Special: Bush's security stuns Indians
Talking about the separation of civilian and military nuclear programmes to be undertaken by India, Bush said, "This will be confidence-building measure that we do not believe is an unrealistic request."
Noting that the Nuclear Supplier Group and International Atomic Energy Agency will have to endorse the deal, he said it was in India's interest to do so (separation) as it pertained to civilian nuclear power industry. "It will give confidence to people. It will make it easier for the US to work with India," he said.
Asked whether he recognised India as a responsible nuclear nation, Bush said, "I do, particularly when they signed the IAEA safeguards. And they have a separation between their military and their civilian nuclear parts of their government."
It was in America's interest to encourage India and aid it in its development of a civilian nuclear power programme, he told Times of India and Dainik Bhaskar newspapers.
"The American people are beginning to see high prices of energy, but so are the Indian people. And the reason is that there are growing economies - ours, India's, China's - which is adding to global demand for energy," he said, adding, "When demand outstrips supply, you see price."
He said one way to help deal with the price issue in America and India was to develop alternative ways to power homes and businesses, as well as automobiles.
The US President said he was in favour of lifting restrictions on visas for highly qualified persons wanting to come to America but did not mention specifically the H1B programme under which the administration is trying to have the caps set by Congress increased.
Referring to Iran, Bush said with nuclear weapons, the country will destabilise the world and stressed that those who are for peace and stability must work in concert (to prevent it from acquiring the nuclear weapons).
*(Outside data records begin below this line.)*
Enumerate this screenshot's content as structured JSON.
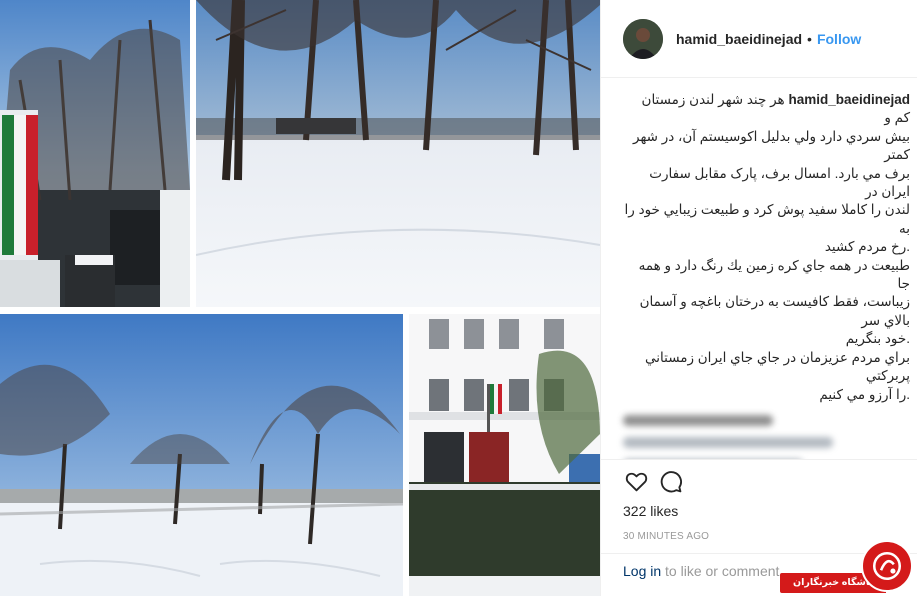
{
  "post": {
    "username": "hamid_baeidinejad",
    "separator": "•",
    "follow_label": "Follow",
    "caption_user": "hamid_baeidinejad",
    "caption_lines": [
      "هر چند شهر لندن زمستان کم و",
      "بيش سردي دارد ولي بدليل اکوسيستم آن، در شهر کمتر",
      "برف مي بارد. امسال برف، پارک مقابل سفارت ايران در",
      "لندن را کاملا سفيد پوش کرد و طبيعت زيبايي خود را به",
      ".رخ مردم کشيد",
      "طبيعت در همه جاي کره زمين يك رنگ دارد و همه جا",
      "زيباست، فقط کافيست به درختان باغچه و آسمان بالاي سر",
      ".خود بنگريم",
      "براي مردم عزيزمان در جاي جاي ايران زمستاني پربرکتي",
      ".را آرزو مي کنيم"
    ],
    "likes": "322 likes",
    "time": "30 MINUTES AGO",
    "login_link": "Log in",
    "login_text": " to like or comment."
  },
  "icons": {
    "like": "heart-icon",
    "comment": "comment-icon"
  },
  "watermark": {
    "text": "باشگاه خبرنگاران"
  },
  "colors": {
    "accent": "#3897f0",
    "link": "#003569",
    "watermark": "#d41a1a"
  }
}
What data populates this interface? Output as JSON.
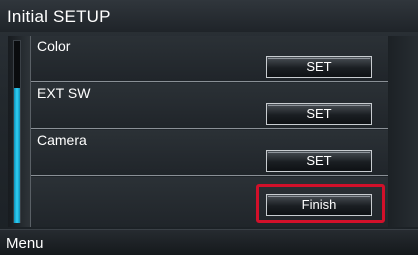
{
  "header": {
    "title": "Initial SETUP"
  },
  "rows": [
    {
      "label": "Color",
      "button": "SET"
    },
    {
      "label": "EXT SW",
      "button": "SET"
    },
    {
      "label": "Camera",
      "button": "SET"
    },
    {
      "label": "",
      "button": "Finish"
    }
  ],
  "footer": {
    "menu_label": "Menu"
  },
  "colors": {
    "highlight": "#d2102a",
    "scroll_accent": "#2fd1f6"
  }
}
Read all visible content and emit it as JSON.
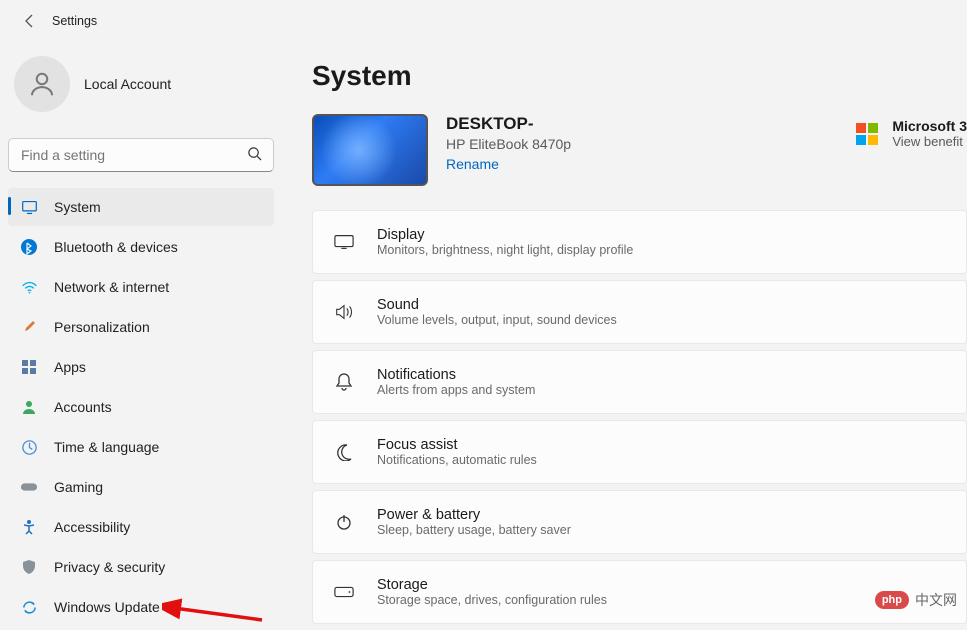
{
  "app": {
    "title": "Settings"
  },
  "account": {
    "name": "Local Account"
  },
  "search": {
    "placeholder": "Find a setting"
  },
  "sidebar": {
    "items": [
      {
        "label": "System"
      },
      {
        "label": "Bluetooth & devices"
      },
      {
        "label": "Network & internet"
      },
      {
        "label": "Personalization"
      },
      {
        "label": "Apps"
      },
      {
        "label": "Accounts"
      },
      {
        "label": "Time & language"
      },
      {
        "label": "Gaming"
      },
      {
        "label": "Accessibility"
      },
      {
        "label": "Privacy & security"
      },
      {
        "label": "Windows Update"
      }
    ]
  },
  "page": {
    "title": "System"
  },
  "device": {
    "name": "DESKTOP-",
    "model": "HP EliteBook 8470p",
    "rename": "Rename"
  },
  "microsoft": {
    "title": "Microsoft 3",
    "sub": "View benefit"
  },
  "cards": [
    {
      "title": "Display",
      "sub": "Monitors, brightness, night light, display profile"
    },
    {
      "title": "Sound",
      "sub": "Volume levels, output, input, sound devices"
    },
    {
      "title": "Notifications",
      "sub": "Alerts from apps and system"
    },
    {
      "title": "Focus assist",
      "sub": "Notifications, automatic rules"
    },
    {
      "title": "Power & battery",
      "sub": "Sleep, battery usage, battery saver"
    },
    {
      "title": "Storage",
      "sub": "Storage space, drives, configuration rules"
    }
  ],
  "watermark": {
    "badge": "php",
    "text": "中文网"
  }
}
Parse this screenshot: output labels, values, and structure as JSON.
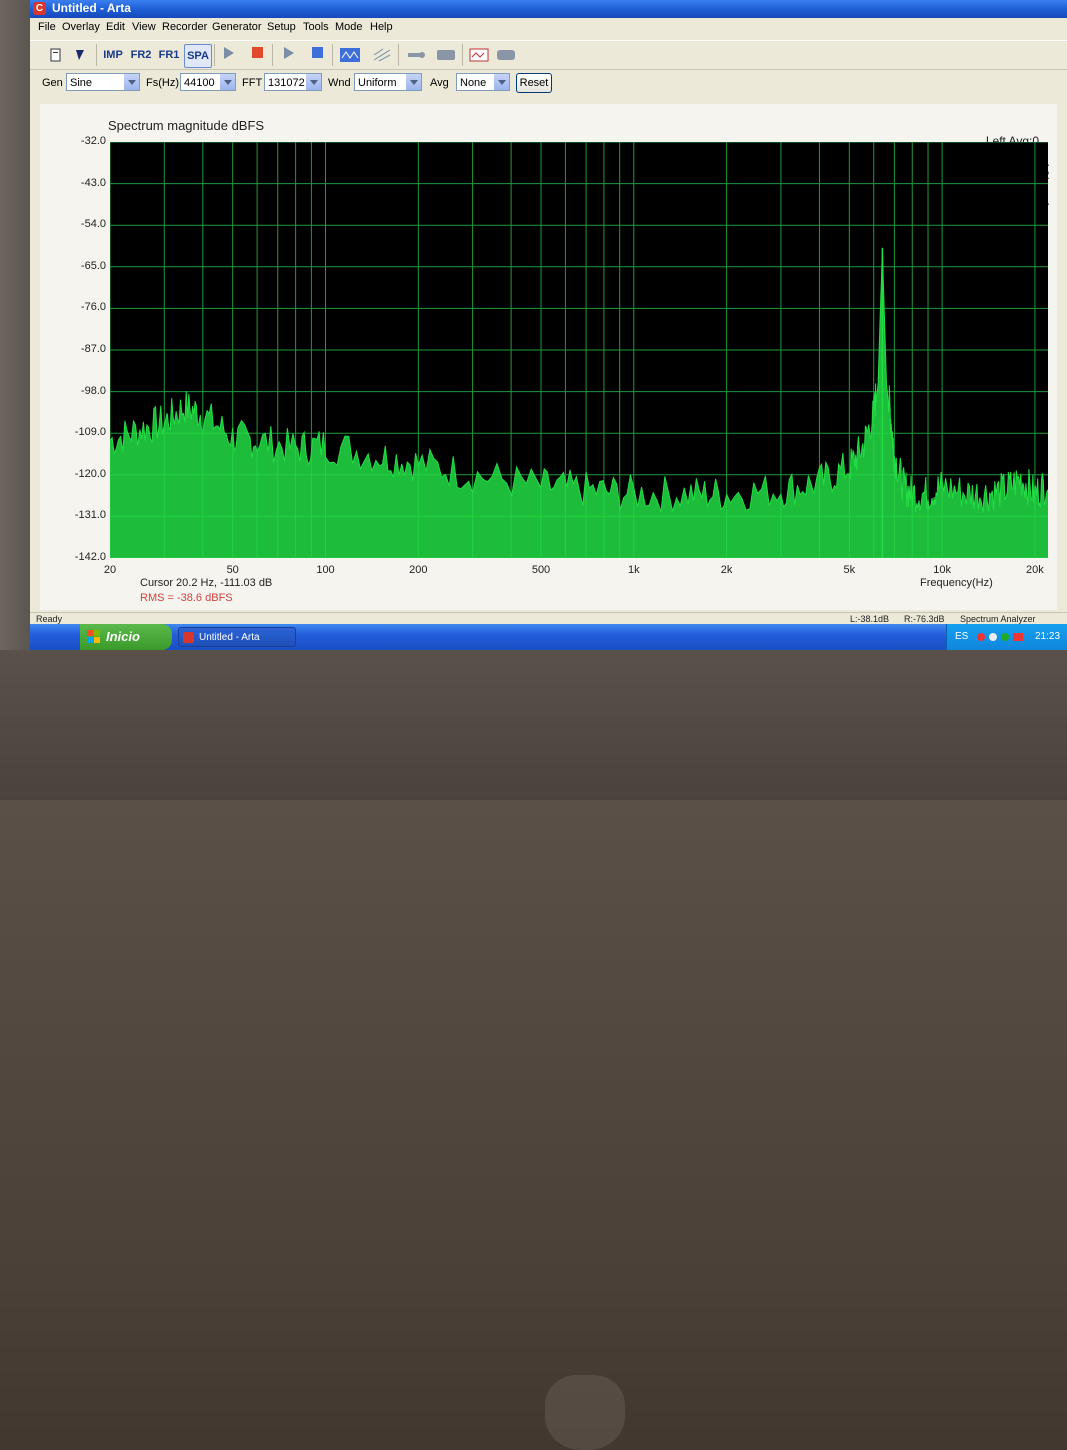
{
  "window": {
    "title": "Untitled - Arta",
    "app_icon_glyph": "C"
  },
  "menu": [
    "File",
    "Overlay",
    "Edit",
    "View",
    "Recorder",
    "Generator",
    "Setup",
    "Tools",
    "Mode",
    "Help"
  ],
  "toolbar": {
    "imp_label": "IMP",
    "fr2_label": "FR2",
    "fr1_label": "FR1",
    "spa_label": "SPA",
    "active": "SPA"
  },
  "controls": {
    "gen_label": "Gen",
    "gen_value": "Sine",
    "fs_label": "Fs(Hz)",
    "fs_value": "44100",
    "fft_label": "FFT",
    "fft_value": "131072",
    "wnd_label": "Wnd",
    "wnd_value": "Uniform",
    "avg_label": "Avg",
    "avg_value": "None",
    "reset_label": "Reset"
  },
  "plot": {
    "title": "Spectrum magnitude dBFS",
    "status": "Left  Avg:0",
    "side_letters": [
      "A",
      "R",
      "T",
      "A"
    ],
    "cursor_text": "Cursor   20.2 Hz, -111.03 dB",
    "rms_text": "RMS =  -38.6 dBFS",
    "xlabel": "Frequency(Hz)"
  },
  "chart_data": {
    "type": "line",
    "title": "Spectrum magnitude dBFS",
    "xlabel": "Frequency(Hz)",
    "ylabel": "",
    "x_scale": "log",
    "xlim": [
      20,
      22050
    ],
    "ylim": [
      -142.0,
      -32.0
    ],
    "grid": true,
    "y_ticks": [
      "-32.0",
      "-43.0",
      "-54.0",
      "-65.0",
      "-76.0",
      "-87.0",
      "-98.0",
      "-109.0",
      "-120.0",
      "-131.0",
      "-142.0"
    ],
    "x_ticks": [
      "20",
      "50",
      "100",
      "200",
      "500",
      "1k",
      "2k",
      "5k",
      "10k",
      "20k"
    ],
    "x_tick_values": [
      20,
      50,
      100,
      200,
      500,
      1000,
      2000,
      5000,
      10000,
      20000
    ],
    "series": [
      {
        "color": "#22dd44",
        "x": [
          20,
          25,
          30,
          35,
          40,
          50,
          60,
          80,
          100,
          150,
          200,
          300,
          500,
          700,
          1000,
          1500,
          2000,
          3000,
          4000,
          5000,
          5500,
          6000,
          6200,
          6400,
          6600,
          6800,
          7000,
          7500,
          8000,
          9000,
          10000,
          12000,
          14000,
          16000,
          18000,
          20000,
          22050
        ],
        "y": [
          -113,
          -110,
          -108,
          -104,
          -106,
          -112,
          -113,
          -115,
          -114,
          -117,
          -119,
          -122,
          -125,
          -126,
          -127,
          -127,
          -127,
          -126,
          -124,
          -120,
          -115,
          -106,
          -96,
          -60,
          -96,
          -106,
          -117,
          -125,
          -127,
          -127,
          -125,
          -127,
          -127,
          -126,
          -123,
          -127,
          -124
        ]
      }
    ],
    "colors": {
      "background": "#000000",
      "grid": "#1f9a3a",
      "trace": "#22dd44"
    }
  },
  "status_bar": {
    "ready": "Ready",
    "left_level": "L:-38.1dB",
    "right_level": "R:-76.3dB",
    "mode": "Spectrum Analyzer"
  },
  "taskbar": {
    "start_label": "Inicio",
    "task_label": "Untitled - Arta",
    "lang": "ES",
    "clock": "21:23"
  }
}
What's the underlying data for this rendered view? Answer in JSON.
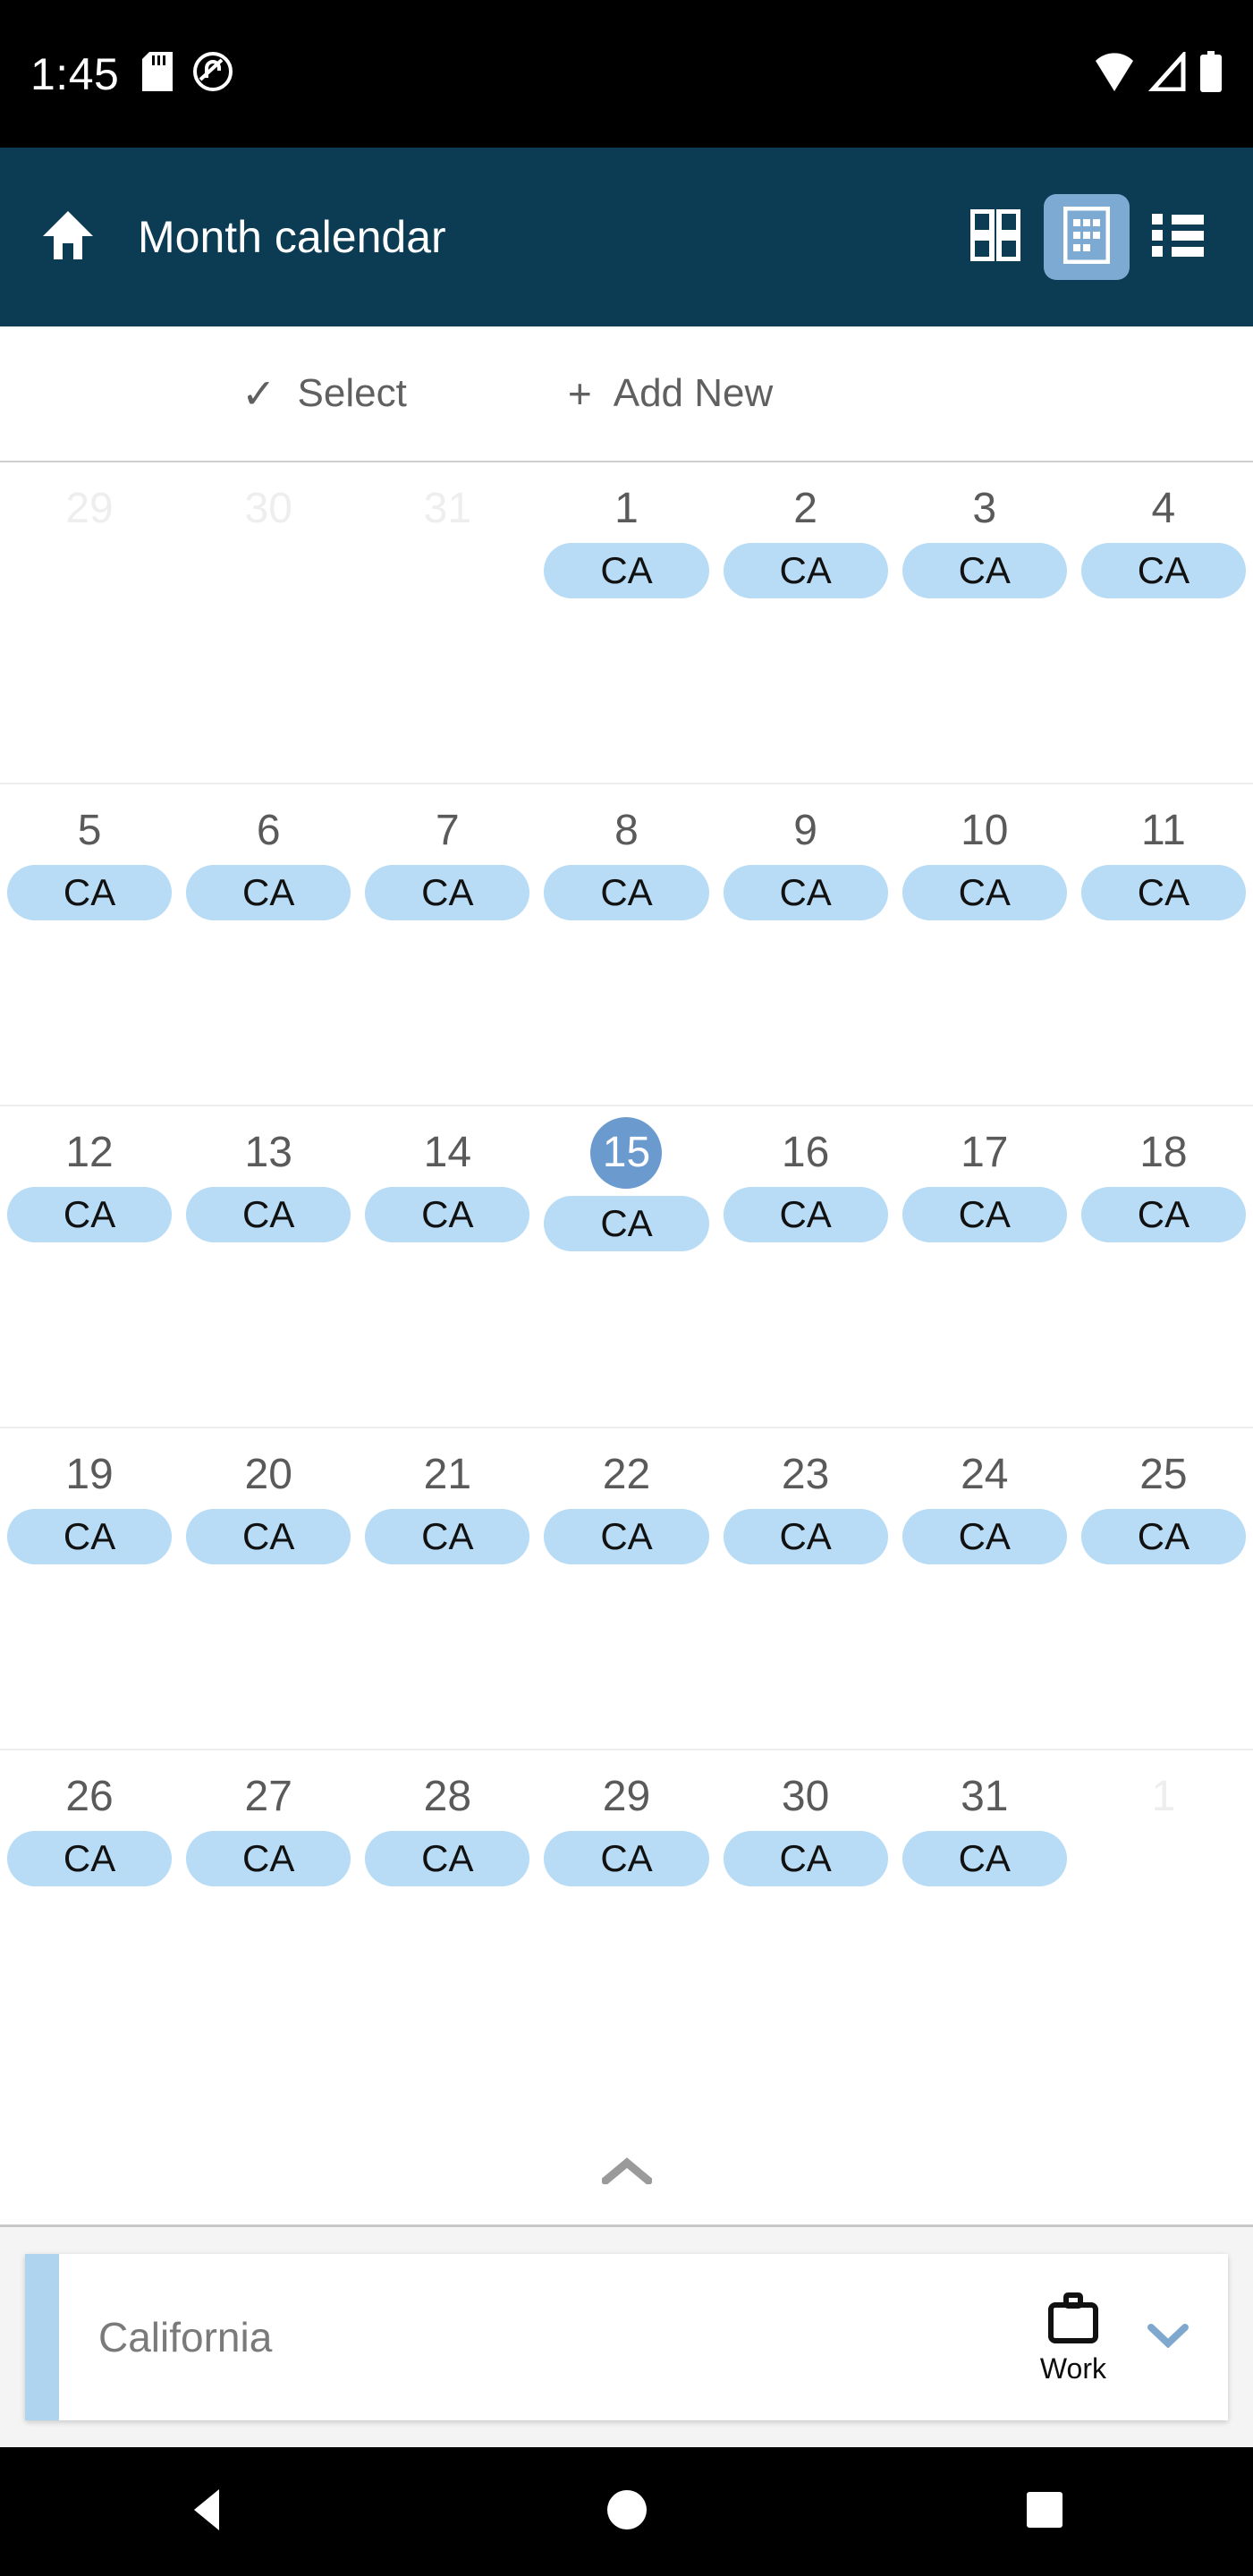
{
  "status_bar": {
    "time": "1:45",
    "icons": [
      "sd-card-icon",
      "do-not-disturb-icon",
      "wifi-icon",
      "cellular-signal-icon",
      "battery-icon"
    ]
  },
  "app_bar": {
    "home_icon": "home-icon",
    "title": "Month calendar",
    "views": [
      {
        "name": "grid-view",
        "icon": "grid-view-icon",
        "active": false
      },
      {
        "name": "month-view",
        "icon": "month-calendar-icon",
        "active": true
      },
      {
        "name": "list-view",
        "icon": "list-view-icon",
        "active": false
      }
    ]
  },
  "actions": {
    "select_glyph": "✓",
    "select_label": "Select",
    "add_glyph": "+",
    "add_label": "Add New"
  },
  "calendar": {
    "selected_day": "15",
    "event_label": "CA",
    "weeks": [
      [
        {
          "day": "29",
          "other": true,
          "event": false
        },
        {
          "day": "30",
          "other": true,
          "event": false
        },
        {
          "day": "31",
          "other": true,
          "event": false
        },
        {
          "day": "1",
          "other": false,
          "event": true
        },
        {
          "day": "2",
          "other": false,
          "event": true
        },
        {
          "day": "3",
          "other": false,
          "event": true
        },
        {
          "day": "4",
          "other": false,
          "event": true
        }
      ],
      [
        {
          "day": "5",
          "other": false,
          "event": true
        },
        {
          "day": "6",
          "other": false,
          "event": true
        },
        {
          "day": "7",
          "other": false,
          "event": true
        },
        {
          "day": "8",
          "other": false,
          "event": true
        },
        {
          "day": "9",
          "other": false,
          "event": true
        },
        {
          "day": "10",
          "other": false,
          "event": true
        },
        {
          "day": "11",
          "other": false,
          "event": true
        }
      ],
      [
        {
          "day": "12",
          "other": false,
          "event": true
        },
        {
          "day": "13",
          "other": false,
          "event": true
        },
        {
          "day": "14",
          "other": false,
          "event": true
        },
        {
          "day": "15",
          "other": false,
          "event": true,
          "selected": true
        },
        {
          "day": "16",
          "other": false,
          "event": true
        },
        {
          "day": "17",
          "other": false,
          "event": true
        },
        {
          "day": "18",
          "other": false,
          "event": true
        }
      ],
      [
        {
          "day": "19",
          "other": false,
          "event": true
        },
        {
          "day": "20",
          "other": false,
          "event": true
        },
        {
          "day": "21",
          "other": false,
          "event": true
        },
        {
          "day": "22",
          "other": false,
          "event": true
        },
        {
          "day": "23",
          "other": false,
          "event": true
        },
        {
          "day": "24",
          "other": false,
          "event": true
        },
        {
          "day": "25",
          "other": false,
          "event": true
        }
      ],
      [
        {
          "day": "26",
          "other": false,
          "event": true
        },
        {
          "day": "27",
          "other": false,
          "event": true
        },
        {
          "day": "28",
          "other": false,
          "event": true
        },
        {
          "day": "29",
          "other": false,
          "event": true
        },
        {
          "day": "30",
          "other": false,
          "event": true
        },
        {
          "day": "31",
          "other": false,
          "event": true
        },
        {
          "day": "1",
          "other": true,
          "event": false
        }
      ]
    ]
  },
  "sheet": {
    "handle_icon": "chevron-up-icon",
    "event": {
      "title": "California",
      "category_icon": "briefcase-icon",
      "category_label": "Work",
      "expand_icon": "chevron-down-icon"
    }
  },
  "nav_bar": {
    "back": "back-triangle-icon",
    "home": "home-circle-icon",
    "recents": "recents-square-icon"
  },
  "colors": {
    "app_bar": "#0b3c54",
    "accent_selected": "#6b9bce",
    "event_chip": "#b8dcf5",
    "card_accent": "#aed4f0",
    "view_active": "#7daad3"
  }
}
He said he will discuss the issue 'carefully' with Dr Singh.
"There is a consensus in the world and that consensus is that an Iranian government that has declared that Israel should not exist, for example, and if it were to have a nuclear weapon, would be danger to all of us. And I will continue to make that point with the prime minister," Bush said.
Asked about nuclear proliferation originating from Pakistan, particularly A Q Khan, the US President said the network was exposed by the US and Britain. "And we, of course, want to know as much about the A Q Khan network as possible," he said, adding "Had it not been for the US intelligence, coupled with British intelligence, this network never would have been exposed."
Asked why the US was not backing India's candidature for permanent membership of the UN Security Council, Bush said, "We support a UN Security Council reform. But we think it ought to happen after other institutions within the UN become reformed."
"We have said to all parties concerned, I fully understand the Indian position, just like other nations, that we will take your case under consideration. But first things first."